The feeling was mutual. Enriquez came to MITRE in 2011 as a senior applied mathematician in the Center for Advanced Aviation System Development (CAASD), the federally funded research and development center MITRE operates for the Federal Aviation Administration. Since joining MITRE, Enriquez has applied his expertise in advanced mathematical algorithms and data analysis to a variety of initiatives. For example, in one effort, he improved the accuracy of existing aircraft fuel-consumption models. In another, he found a way to automatically categorize air traffic controllers' voice communication data to facilitate and enhance aviation system analysis.
Big Data Meets Its Match
A lot of Enriquez's efforts focus on extracting meaningful information from the vast amounts of data that aviation navigation, communication, and surveillance systems generate.
"In this 'Big Data' era we live in, the problem typically isn't that we don't have enough data, it's that we have too much of it," he explains. "It comes in all forms, too—continuous, discrete, textual, and numerical. You really need some mathematical sophistication to effectively uncover trends from these massive and varied datasets."
That's where Enriquez's skills become invaluable. He often automates the analysis of data that would otherwise be difficult or impossible to analyze due to its volume, form, diversity, or a combination of those factors.
Teaching Machines New Tricks
One of Enriquez's favorite projects is "Threaded Flow," an effort to identify trends and outliers in aircraft flight paths. "When aircraft traverse the national airspace, they form patterns that would be readily apparent to the human eye," he says. "But we can't rely on people to manually identify these trends and patterns in the airspace. There's too much data for that to be efficient or cost-effective. Instead, we needed to find a way to teach a machine to perform that task."
Enriquez created an algorithm that does just that.

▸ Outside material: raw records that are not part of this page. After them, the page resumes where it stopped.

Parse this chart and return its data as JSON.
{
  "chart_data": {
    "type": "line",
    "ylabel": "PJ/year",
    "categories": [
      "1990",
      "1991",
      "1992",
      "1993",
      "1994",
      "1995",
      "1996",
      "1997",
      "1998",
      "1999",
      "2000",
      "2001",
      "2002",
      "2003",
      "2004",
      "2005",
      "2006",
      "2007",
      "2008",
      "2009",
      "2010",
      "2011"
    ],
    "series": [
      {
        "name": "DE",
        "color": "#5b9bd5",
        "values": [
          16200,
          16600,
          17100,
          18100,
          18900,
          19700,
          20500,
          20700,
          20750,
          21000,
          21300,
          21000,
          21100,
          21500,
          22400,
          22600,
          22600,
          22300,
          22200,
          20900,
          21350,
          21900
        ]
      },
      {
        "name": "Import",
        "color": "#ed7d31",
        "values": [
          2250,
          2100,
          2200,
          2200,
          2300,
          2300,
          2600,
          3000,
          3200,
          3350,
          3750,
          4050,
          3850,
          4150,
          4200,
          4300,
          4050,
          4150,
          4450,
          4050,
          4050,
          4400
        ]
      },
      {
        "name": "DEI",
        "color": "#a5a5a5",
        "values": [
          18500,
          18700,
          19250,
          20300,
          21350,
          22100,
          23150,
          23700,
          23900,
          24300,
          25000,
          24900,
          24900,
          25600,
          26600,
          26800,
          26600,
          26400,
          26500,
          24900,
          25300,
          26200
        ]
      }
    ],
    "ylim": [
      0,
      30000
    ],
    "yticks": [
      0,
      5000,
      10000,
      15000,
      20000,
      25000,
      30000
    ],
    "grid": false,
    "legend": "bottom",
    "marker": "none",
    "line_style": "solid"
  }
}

It not only tracks and analyzes existing traffic patterns, it also helps researchers measure the effects of operational changes implemented in the National Airspace System (NAS) and estimates the potential effects of proposed changes.
"The nation has invested heavily in improving the NAS infrastructure, and we want to ensure that those improvements deliver the promised benefits," he says. "This is one way we can help the FAA track those improvements and project future benefits."
Making a Broad Contribution
One of the things Enriquez enjoys most about his job is that he gets the chance to learn about, and contribute to, many different initiatives. For instance, he is currently collaborating with colleagues in the aviation safety department to help characterize anomalous (and potentially unsafe) aircraft landings across the NAS.
Enriquez appreciates the meaningful nature of these research efforts and the caliber of his colleagues' expertise. "Here at MITRE," he says, "you can feel good about your work and at the same time be sure you'll be among people who are pushing the research envelope. For me, that's a perfect combination."